Alexios IV Emperor of the Byzantine Empire from 1203 to 1204.
Alexios IV was Byzantine Emperor from August 1203 to January 1204. He was the son of Emperor Isaac II Angelus and his first wife, an unknown Palaiologina.

On 18 July 1203 the Crusaders launched an assault on the city, and Alexios III immediately fled into Thrace. The next morning the citizens had released Isaac II from prison and proclaimed him emperor. The Crusaders could not accept this, and forced Isaac II to proclaim his son Alexios IV co-emperor on 1 August.

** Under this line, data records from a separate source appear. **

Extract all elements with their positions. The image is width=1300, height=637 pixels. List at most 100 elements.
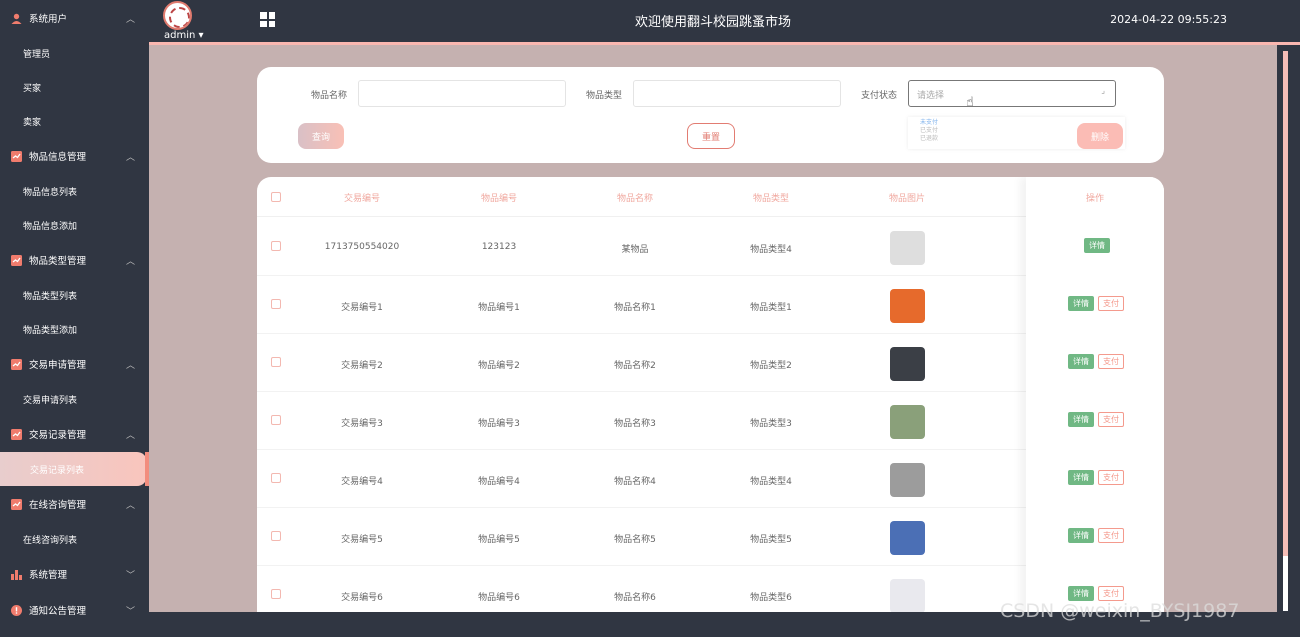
cell-item-type: 物品类型1 bbox=[750, 303, 792, 313]
cell-trade-no: 1713750554020 bbox=[324, 242, 400, 252]
row-checkbox[interactable] bbox=[271, 415, 281, 425]
operation-column: 操作 详情 详情 支付 详情 支付 详情 支付 详情 支付 详情 支付 详情 支付 bbox=[1026, 177, 1164, 617]
cell-item-type: 物品类型5 bbox=[750, 535, 792, 545]
info-icon bbox=[11, 604, 22, 616]
row-checkbox[interactable] bbox=[271, 589, 281, 599]
pay-status-select[interactable]: 请选择 ⌟ bbox=[908, 80, 1116, 107]
top-bar: admin ▾ 欢迎使用翻斗校园跳蚤市场 2024-04-22 09:55:23 bbox=[149, 0, 1300, 45]
cell-item-type: 物品类型3 bbox=[750, 419, 792, 429]
col-item-image: 物品图片 bbox=[888, 194, 925, 204]
cell-item-no: 物品编号4 bbox=[478, 477, 520, 487]
sidebar-group-label: 通知公告管理 bbox=[29, 606, 87, 617]
page-title: 欢迎使用翻斗校园跳蚤市场 bbox=[634, 15, 791, 30]
detail-button[interactable]: 详情 bbox=[1068, 412, 1094, 427]
select-all-checkbox[interactable] bbox=[271, 192, 281, 202]
item-name-label: 物品名称 bbox=[311, 91, 348, 101]
cell-item-no: 物品编号6 bbox=[478, 593, 520, 603]
item-image[interactable] bbox=[890, 579, 925, 613]
item-image[interactable] bbox=[890, 463, 925, 497]
cell-item-no: 物品编号3 bbox=[478, 419, 520, 429]
row-checkbox[interactable] bbox=[271, 531, 281, 541]
detail-button[interactable]: 详情 bbox=[1068, 586, 1094, 601]
col-item-name: 物品名称 bbox=[616, 194, 653, 204]
cell-item-name: 物品名称3 bbox=[614, 419, 656, 429]
sidebar-group[interactable]: 物品信息管理 ︿ bbox=[0, 138, 149, 174]
chevron-up-icon: ︿ bbox=[125, 153, 135, 163]
sidebar-item[interactable]: 物品类型添加 bbox=[0, 312, 149, 346]
detail-button[interactable]: 详情 bbox=[1068, 470, 1094, 485]
pay-button[interactable]: 支付 bbox=[1098, 354, 1124, 369]
cell-trade-no: 交易编号2 bbox=[341, 361, 383, 371]
delete-button[interactable]: 删除 bbox=[1077, 123, 1123, 149]
pay-button[interactable]: 支付 bbox=[1098, 528, 1124, 543]
item-image[interactable] bbox=[890, 521, 925, 555]
sidebar-item[interactable]: 物品信息添加 bbox=[0, 208, 149, 242]
pay-button[interactable]: 支付 bbox=[1098, 586, 1124, 601]
sidebar-item[interactable]: 买家 bbox=[0, 70, 149, 104]
pay-status-label: 支付状态 bbox=[861, 91, 898, 101]
col-item-no: 物品编号 bbox=[480, 194, 517, 204]
item-name-input[interactable] bbox=[358, 80, 566, 107]
sidebar-group[interactable]: 交易申请管理 ︿ bbox=[0, 346, 149, 382]
cell-item-no: 物品编号2 bbox=[478, 361, 520, 371]
sidebar-group-label: 交易申请管理 bbox=[29, 360, 87, 371]
user-menu[interactable]: admin ▾ bbox=[164, 30, 204, 41]
sidebar-item[interactable]: 交易记录列表 bbox=[0, 452, 149, 486]
detail-button[interactable]: 详情 bbox=[1068, 296, 1094, 311]
sidebar-group-label: 物品信息管理 bbox=[29, 152, 87, 163]
watermark: CSDN @weixin_BYSJ1987 bbox=[1000, 600, 1240, 622]
item-image[interactable] bbox=[890, 231, 925, 265]
sidebar-item[interactable]: 管理员 bbox=[0, 36, 149, 70]
cell-item-no: 物品编号1 bbox=[478, 303, 520, 313]
pay-button[interactable]: 支付 bbox=[1098, 296, 1124, 311]
item-type-input[interactable] bbox=[633, 80, 841, 107]
detail-button[interactable]: 详情 bbox=[1068, 354, 1094, 369]
chevron-up-icon: ︿ bbox=[125, 361, 135, 371]
row-checkbox[interactable] bbox=[271, 473, 281, 483]
sidebar-group-label: 系统管理 bbox=[29, 570, 68, 581]
chevron-down-icon: ﹀ bbox=[125, 607, 135, 617]
cell-trade-no: 交易编号6 bbox=[341, 593, 383, 603]
query-button[interactable]: 查询 bbox=[298, 123, 344, 149]
cell-item-no: 物品编号5 bbox=[478, 535, 520, 545]
sidebar-group-label: 物品类型管理 bbox=[29, 256, 87, 267]
sidebar-group[interactable]: 系统管理 ﹀ bbox=[0, 556, 149, 592]
reset-button[interactable]: 重置 bbox=[687, 123, 735, 149]
sidebar-item[interactable]: 卖家 bbox=[0, 104, 149, 138]
sidebar-item[interactable]: 物品类型列表 bbox=[0, 278, 149, 312]
item-image[interactable] bbox=[890, 289, 925, 323]
user-icon bbox=[11, 13, 22, 24]
sidebar-item[interactable]: 物品信息列表 bbox=[0, 174, 149, 208]
detail-button[interactable]: 详情 bbox=[1068, 528, 1094, 543]
pay-button[interactable]: 支付 bbox=[1098, 470, 1124, 485]
sidebar-group[interactable]: 系统用户 ︿ bbox=[0, 0, 149, 36]
bar-chart-icon bbox=[11, 569, 22, 580]
datetime: 2024-04-22 09:55:23 bbox=[1110, 13, 1227, 26]
cell-trade-no: 交易编号1 bbox=[341, 303, 383, 313]
data-table: 交易编号 物品编号 物品名称 物品类型 物品图片 1713750554020 12… bbox=[257, 177, 1164, 617]
sidebar-group[interactable]: 物品类型管理 ︿ bbox=[0, 242, 149, 278]
main-content: 物品名称 物品类型 支付状态 请选择 ⌟ ☝ 未支付 已支付 已退款 查询 重置 … bbox=[149, 45, 1288, 617]
detail-button[interactable]: 详情 bbox=[1084, 238, 1110, 253]
chevron-up-icon: ︿ bbox=[125, 501, 135, 511]
item-image[interactable] bbox=[890, 405, 925, 439]
sidebar-item[interactable]: 在线咨询列表 bbox=[0, 522, 149, 556]
row-checkbox[interactable] bbox=[271, 299, 281, 309]
row-checkbox[interactable] bbox=[271, 241, 281, 251]
sidebar-group[interactable]: 在线咨询管理 ︿ bbox=[0, 486, 149, 522]
scrollbar[interactable] bbox=[1283, 51, 1288, 611]
pointer-cursor-icon: ☝ bbox=[966, 95, 974, 110]
sidebar-group[interactable]: 交易记录管理 ︿ bbox=[0, 416, 149, 452]
chevron-up-icon: ︿ bbox=[125, 431, 135, 441]
cell-item-type: 物品类型4 bbox=[750, 245, 792, 255]
cell-item-name: 物品名称5 bbox=[614, 535, 656, 545]
sidebar-group[interactable]: 通知公告管理 ﹀ bbox=[0, 592, 149, 628]
cell-item-name: 某物品 bbox=[621, 245, 649, 255]
item-image[interactable] bbox=[890, 347, 925, 381]
col-trade-no: 交易编号 bbox=[343, 194, 380, 204]
row-checkbox[interactable] bbox=[271, 357, 281, 367]
sidebar-item[interactable]: 交易申请列表 bbox=[0, 382, 149, 416]
sidebar-group-label: 在线咨询管理 bbox=[29, 500, 87, 511]
pay-button[interactable]: 支付 bbox=[1098, 412, 1124, 427]
cell-item-name: 物品名称1 bbox=[614, 303, 656, 313]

Soon hostility between the restive Crusaders and the inhabitants of Constantinople was growing. In December 1203 violence exploded between the citizens of Constantinople and the Crusaders. Enraged mobs seized and brutally murdered any foreigner they could lay hands upon, and the Crusaders felt that Alexios had not fulfilled his promises to them. Alexios refused their demands, and is quoted as saying, "I will not do any more than I have done." While relations with the Crusaders were deteriorating, Alexios had become deeply unpopular with the Greek citizenry, and with his own father.

At the end of January 1204, the populace of Constantinople rebelled and tried to proclaim a rival emperor in Hagia Sophia. Both Alexios IV and his father were imprisoned. Isaac II died soon afterwards, possibly of old age or from poison, and Alexios IV was strangled on 8 February.